We had a cute Maltese dog named Nikki for about ten years but he died in the summer of 2006. My wife’s brother Bob and his wife Carol came to visit us from out of town a few weeks after Nikki’s death. My wife and I and my son Carl were sitting on the sofa visiting with Bob and Carol. Suddenly Carol said, “Where’s Nikki? I haven’t seen him yet.”
I was about to tell her Nikki had died when I realized that Carol had given me a unique opportunity to deliver a punch line. Time slowed down and my life passed before my eyes. I saw the other times in my life when someone had given me a classic straight line. I had always risen to the occasion.
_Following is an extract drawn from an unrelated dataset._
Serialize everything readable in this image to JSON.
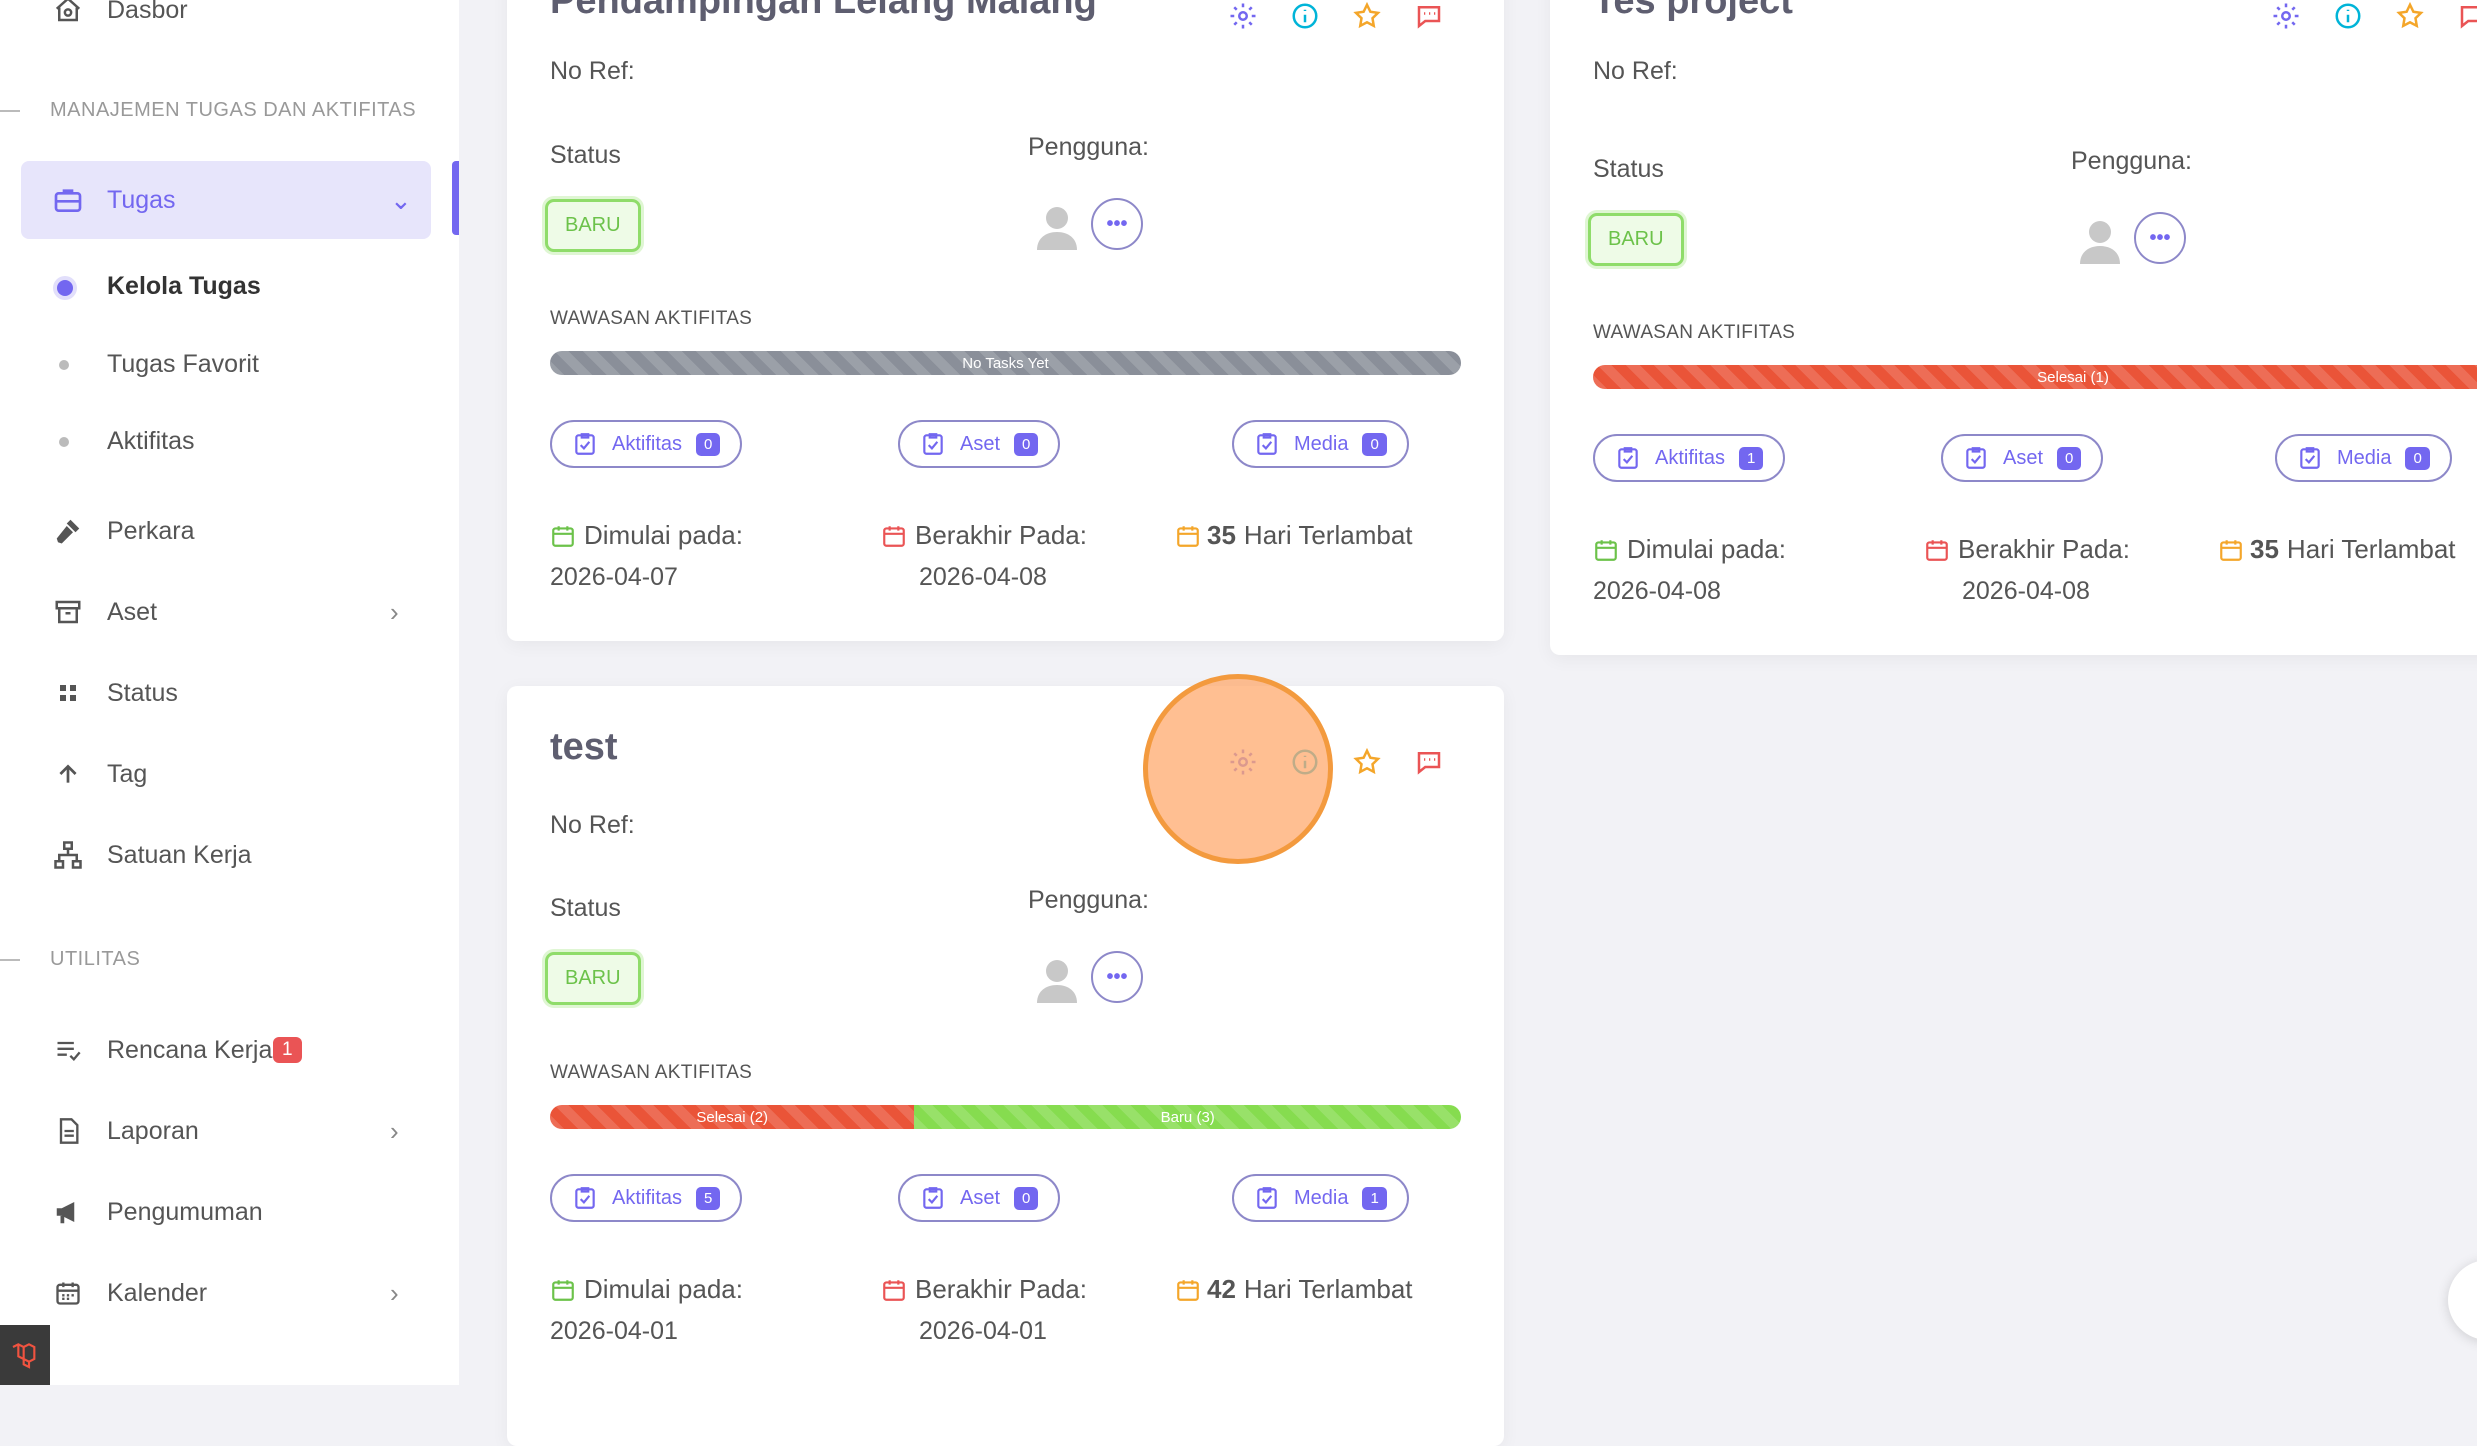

There was the time my wife and I ran into a friend and he said hello to me and asked, “So who is this beautiful lady with you?” I answered without hesitation, “That’s no lady, that’s my wife!” Then I remembered the time we were sightseeing in New York and I was looking at a map and my wife asked ”So how do we get to Carnegie Hall?” and I said “Lot’s of practice!” But those were easy. This was going to be hard. I finished watching my life and I looked at Carl. He was smiling and mouthed the words, “Dad, tell her he’s on the roof and can’t get down!” I turned to Carol, ready to deliver the punch line of my life.
I choked. “Nikki died” was all I said.
Then Mary, Carl and I began laughing.
I had to explain to Bob and Carol that we really weren’t laughing that our dog had died, but that Carol’s question had reminded us of this joke. It was an awkward moment.
So, if I am ever on Larry King, and he asks me if I have any regrets, I will have to tell him I would like to have a do-over for that one evening with Bob and Carol. I should have said Nikki was on the roof. Or at least I shouldn’t have laughed.
David LeSueur lives in Littleton with his wife. He is happy to report that neither of them is up on the roof.